A poll by networking group CIO Connect also highlights the issue, with 70 per cent of the group’s members saying that more attention needs to be placed on educating future IT leaders.
“Our members suggest the leaders of the future will need to be even savvier about the business and its cost drivers,” said CIO Connect chief executive Nick Kirkland. “For some IT leaders, engagement with the business can be a concern. Many CIOs come from an IT background, which does not necessarily prepare executives for the business-focused nature of the CIO role.”
“CIO is a challenging position that requires a unique skill set not often naturally occurring within one individual,” added Kirkland. “As a priority, UK plc must develop next-generation IT leaders with the right mix of business, leadership and technical skills.”
Poor career prospects could even prompt a massive brain drain, as 70 per cent of UK IT professionals are now considering looking for work abroad, according to separate research from recruitment firm Computer People.
The current IT skills gap could be exacerbated by such developments, as a career change is now on the cards for 39 per cent of permanent technology staff and 35 per cent of the contractors polled in the study.
To find out more about Computing’s Tomorrow’s IT Leaders campaign, visit: www.computing.co.uk/til
IT leaders need to stay close to their users, says Aurora CIO
At Aurora Fashions – owner of clothing brands such as Coast and Oasis – encouraging interaction between IT and users is crucial to the wider business agenda.

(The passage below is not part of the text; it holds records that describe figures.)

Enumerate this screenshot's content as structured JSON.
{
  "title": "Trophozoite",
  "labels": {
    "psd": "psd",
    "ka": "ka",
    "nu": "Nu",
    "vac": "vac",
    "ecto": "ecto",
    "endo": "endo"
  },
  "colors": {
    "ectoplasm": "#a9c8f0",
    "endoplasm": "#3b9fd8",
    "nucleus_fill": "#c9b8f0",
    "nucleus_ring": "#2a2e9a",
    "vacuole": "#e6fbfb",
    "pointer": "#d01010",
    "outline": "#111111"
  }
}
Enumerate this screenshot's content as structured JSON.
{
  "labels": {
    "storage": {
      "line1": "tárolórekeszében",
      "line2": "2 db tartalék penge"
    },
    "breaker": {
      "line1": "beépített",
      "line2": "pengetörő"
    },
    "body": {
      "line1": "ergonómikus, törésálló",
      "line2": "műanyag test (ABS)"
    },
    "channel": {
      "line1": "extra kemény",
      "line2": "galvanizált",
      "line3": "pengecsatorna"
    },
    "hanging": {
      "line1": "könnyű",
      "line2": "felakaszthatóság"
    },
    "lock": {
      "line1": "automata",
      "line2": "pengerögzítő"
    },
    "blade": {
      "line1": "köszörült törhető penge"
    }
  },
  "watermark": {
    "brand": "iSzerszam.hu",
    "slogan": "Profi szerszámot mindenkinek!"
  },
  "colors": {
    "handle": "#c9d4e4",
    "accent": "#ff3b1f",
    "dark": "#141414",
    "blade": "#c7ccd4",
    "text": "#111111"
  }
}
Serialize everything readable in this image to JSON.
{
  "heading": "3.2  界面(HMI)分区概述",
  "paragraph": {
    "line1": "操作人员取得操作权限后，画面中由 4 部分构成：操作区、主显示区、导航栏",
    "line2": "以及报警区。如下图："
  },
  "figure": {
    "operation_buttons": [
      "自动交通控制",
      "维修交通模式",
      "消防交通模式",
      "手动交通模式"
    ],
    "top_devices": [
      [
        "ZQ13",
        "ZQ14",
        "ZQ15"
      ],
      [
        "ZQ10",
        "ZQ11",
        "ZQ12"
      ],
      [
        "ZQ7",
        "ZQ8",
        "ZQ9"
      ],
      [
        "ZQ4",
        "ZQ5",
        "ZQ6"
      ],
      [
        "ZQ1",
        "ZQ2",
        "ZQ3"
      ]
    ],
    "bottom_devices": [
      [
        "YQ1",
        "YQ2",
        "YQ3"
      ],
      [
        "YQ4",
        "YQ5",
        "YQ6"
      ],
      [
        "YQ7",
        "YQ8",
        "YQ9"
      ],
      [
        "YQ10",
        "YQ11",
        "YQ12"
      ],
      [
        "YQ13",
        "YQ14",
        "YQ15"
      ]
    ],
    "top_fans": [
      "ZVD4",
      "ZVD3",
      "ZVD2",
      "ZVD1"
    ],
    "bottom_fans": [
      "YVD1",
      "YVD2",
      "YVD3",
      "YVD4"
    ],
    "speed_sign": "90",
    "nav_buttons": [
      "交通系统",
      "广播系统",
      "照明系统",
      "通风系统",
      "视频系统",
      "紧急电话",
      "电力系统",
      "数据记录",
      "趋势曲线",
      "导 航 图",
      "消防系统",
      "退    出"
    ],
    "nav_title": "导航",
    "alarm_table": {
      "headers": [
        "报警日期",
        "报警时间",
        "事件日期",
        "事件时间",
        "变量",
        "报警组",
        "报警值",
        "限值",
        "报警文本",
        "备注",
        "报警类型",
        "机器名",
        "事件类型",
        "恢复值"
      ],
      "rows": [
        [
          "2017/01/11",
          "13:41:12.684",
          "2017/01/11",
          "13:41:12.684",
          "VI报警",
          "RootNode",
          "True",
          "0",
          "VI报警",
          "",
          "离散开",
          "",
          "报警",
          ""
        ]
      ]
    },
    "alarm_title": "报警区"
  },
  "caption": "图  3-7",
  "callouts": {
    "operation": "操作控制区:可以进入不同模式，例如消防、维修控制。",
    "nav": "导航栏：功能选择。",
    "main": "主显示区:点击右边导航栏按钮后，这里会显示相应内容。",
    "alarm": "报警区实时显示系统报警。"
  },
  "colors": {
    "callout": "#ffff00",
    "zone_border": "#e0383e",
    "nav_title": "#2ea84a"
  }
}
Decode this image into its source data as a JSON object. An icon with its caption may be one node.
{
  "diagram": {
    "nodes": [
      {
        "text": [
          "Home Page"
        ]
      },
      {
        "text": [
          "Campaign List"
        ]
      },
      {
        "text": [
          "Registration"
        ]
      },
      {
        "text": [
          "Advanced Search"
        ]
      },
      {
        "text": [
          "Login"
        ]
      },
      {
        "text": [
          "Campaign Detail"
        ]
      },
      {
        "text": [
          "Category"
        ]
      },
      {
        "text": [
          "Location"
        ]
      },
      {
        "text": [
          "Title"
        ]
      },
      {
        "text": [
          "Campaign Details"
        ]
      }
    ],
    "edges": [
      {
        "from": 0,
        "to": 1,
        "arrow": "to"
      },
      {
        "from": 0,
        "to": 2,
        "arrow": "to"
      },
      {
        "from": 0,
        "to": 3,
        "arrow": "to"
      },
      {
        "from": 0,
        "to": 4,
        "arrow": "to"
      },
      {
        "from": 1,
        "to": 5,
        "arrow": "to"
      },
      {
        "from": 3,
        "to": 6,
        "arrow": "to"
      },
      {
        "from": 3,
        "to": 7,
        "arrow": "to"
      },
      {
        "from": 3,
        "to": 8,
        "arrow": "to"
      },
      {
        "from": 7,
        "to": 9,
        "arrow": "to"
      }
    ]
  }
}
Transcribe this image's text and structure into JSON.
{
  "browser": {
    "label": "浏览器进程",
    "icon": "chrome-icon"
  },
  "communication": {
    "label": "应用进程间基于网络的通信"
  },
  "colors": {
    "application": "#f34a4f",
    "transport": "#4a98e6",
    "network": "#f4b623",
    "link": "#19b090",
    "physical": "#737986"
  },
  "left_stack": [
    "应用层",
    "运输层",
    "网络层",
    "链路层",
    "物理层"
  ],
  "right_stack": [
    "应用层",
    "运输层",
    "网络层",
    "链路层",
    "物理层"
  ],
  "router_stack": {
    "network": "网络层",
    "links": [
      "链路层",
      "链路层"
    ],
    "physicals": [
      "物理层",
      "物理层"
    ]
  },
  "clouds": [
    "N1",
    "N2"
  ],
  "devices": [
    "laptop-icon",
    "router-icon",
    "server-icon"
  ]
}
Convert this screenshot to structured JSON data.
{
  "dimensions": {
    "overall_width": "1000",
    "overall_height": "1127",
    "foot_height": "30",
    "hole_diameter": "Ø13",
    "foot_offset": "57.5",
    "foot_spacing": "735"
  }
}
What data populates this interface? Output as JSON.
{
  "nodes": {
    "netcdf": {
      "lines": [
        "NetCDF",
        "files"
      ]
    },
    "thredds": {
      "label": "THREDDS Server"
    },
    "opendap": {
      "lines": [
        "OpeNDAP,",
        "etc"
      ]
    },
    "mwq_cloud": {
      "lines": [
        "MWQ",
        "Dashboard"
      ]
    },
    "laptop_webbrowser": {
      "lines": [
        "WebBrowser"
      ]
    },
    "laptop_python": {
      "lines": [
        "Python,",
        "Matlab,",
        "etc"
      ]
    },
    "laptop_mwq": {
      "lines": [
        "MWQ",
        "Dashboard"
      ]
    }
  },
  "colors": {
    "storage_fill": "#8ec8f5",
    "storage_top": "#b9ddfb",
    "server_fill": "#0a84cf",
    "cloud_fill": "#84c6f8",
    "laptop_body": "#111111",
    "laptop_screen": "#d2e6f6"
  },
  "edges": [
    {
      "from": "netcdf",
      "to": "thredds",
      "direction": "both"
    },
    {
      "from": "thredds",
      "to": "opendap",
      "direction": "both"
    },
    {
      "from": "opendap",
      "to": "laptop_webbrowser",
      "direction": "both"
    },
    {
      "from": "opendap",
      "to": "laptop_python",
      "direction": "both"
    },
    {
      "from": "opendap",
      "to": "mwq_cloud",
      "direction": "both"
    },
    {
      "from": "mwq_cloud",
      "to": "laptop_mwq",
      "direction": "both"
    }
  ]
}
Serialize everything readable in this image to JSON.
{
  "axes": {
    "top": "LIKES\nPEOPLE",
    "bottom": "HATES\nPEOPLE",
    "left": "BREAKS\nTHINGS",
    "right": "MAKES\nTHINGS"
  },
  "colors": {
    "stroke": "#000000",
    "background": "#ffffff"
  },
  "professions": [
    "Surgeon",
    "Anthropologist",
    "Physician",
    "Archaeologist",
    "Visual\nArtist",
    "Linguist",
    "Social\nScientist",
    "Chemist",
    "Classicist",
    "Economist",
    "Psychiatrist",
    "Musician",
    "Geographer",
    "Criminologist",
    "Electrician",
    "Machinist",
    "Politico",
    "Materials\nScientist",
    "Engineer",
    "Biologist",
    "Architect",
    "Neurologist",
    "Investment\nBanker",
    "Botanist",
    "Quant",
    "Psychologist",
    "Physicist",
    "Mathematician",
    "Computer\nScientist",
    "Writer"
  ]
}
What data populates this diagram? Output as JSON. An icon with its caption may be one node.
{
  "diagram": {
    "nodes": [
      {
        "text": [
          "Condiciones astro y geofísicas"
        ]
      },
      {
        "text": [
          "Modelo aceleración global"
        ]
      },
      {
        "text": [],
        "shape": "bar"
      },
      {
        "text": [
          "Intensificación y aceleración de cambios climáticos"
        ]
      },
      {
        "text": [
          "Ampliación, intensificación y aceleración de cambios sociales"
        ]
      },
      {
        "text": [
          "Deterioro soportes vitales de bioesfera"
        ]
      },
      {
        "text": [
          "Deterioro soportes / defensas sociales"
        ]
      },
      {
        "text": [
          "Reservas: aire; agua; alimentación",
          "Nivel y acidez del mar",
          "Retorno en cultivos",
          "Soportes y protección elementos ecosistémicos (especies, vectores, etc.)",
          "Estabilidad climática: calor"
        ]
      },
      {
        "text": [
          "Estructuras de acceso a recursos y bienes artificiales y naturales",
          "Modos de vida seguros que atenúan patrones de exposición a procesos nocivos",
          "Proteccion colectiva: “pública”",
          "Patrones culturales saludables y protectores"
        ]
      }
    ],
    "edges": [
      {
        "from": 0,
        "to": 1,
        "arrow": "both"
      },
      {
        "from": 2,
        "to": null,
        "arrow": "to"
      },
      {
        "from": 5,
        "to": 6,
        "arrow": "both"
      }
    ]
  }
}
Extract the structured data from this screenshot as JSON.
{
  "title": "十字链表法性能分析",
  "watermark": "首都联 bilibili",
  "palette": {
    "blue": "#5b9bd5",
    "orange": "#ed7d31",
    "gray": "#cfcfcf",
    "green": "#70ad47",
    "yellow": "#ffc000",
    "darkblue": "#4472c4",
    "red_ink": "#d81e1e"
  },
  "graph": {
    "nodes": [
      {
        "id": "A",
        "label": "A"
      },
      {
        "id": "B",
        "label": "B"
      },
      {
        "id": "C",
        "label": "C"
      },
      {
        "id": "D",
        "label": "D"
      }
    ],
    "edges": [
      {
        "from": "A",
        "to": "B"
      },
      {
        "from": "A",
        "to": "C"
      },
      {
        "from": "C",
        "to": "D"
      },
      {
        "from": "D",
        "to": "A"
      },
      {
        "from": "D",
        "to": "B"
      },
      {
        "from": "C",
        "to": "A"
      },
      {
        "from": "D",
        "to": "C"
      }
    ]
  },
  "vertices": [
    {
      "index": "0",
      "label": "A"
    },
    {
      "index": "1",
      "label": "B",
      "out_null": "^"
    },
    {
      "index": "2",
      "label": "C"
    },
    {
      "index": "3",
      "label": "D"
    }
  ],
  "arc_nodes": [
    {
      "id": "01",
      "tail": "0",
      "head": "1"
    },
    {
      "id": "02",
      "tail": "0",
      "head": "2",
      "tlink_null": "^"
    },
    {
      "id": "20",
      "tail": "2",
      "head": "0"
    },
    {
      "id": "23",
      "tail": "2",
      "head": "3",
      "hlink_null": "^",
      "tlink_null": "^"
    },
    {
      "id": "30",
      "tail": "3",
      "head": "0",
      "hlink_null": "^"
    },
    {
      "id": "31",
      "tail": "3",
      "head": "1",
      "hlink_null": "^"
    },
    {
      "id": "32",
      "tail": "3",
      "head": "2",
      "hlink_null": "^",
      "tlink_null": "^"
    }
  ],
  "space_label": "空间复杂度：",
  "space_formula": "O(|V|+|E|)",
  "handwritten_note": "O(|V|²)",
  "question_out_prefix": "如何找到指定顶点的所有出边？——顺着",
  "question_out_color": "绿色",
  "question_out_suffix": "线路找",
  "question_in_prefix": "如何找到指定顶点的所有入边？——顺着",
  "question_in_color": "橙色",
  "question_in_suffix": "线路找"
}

The firm’s technology department of about 60 staff is deliberately placed as close as possible to the people using the systems it supports, and the relationship between the two is instilled into IT staff from the start of their careers in the business.
“As soon as they go through their induction, IT staff have to formally spend time with users,” said Aurora chief information officer John Bovill.
“They do this every month. Ideally it would be for a day, but it tends to be a couple of hours sitting with users and understanding their needs.”
Enhancing soft and technical skills is a priority and Aurora has doubled its IT training budget to ensure the team is equipped to meet business needs. Knowledge sharing to develop cross-functional expertise about the company’s processes is also encouraged as a way to streamline communication between internal clients and IT.
According to Bovill, breaking down barriers between users and IT as well as tailoring communication to the corporate audience is key for IT leaders looking to improve relations with the business.
Having contact with users, and having enthusiasm for the product and customer offerings is also a vital piece of leadership development, he said.
“Go back to the floor and gain knowledge of the pressures business users are under,” said Bovill.
“Open up a dialogue and communicate with them. It is invaluable to make sure
that your purpose in IT is enabling and supporting the business.”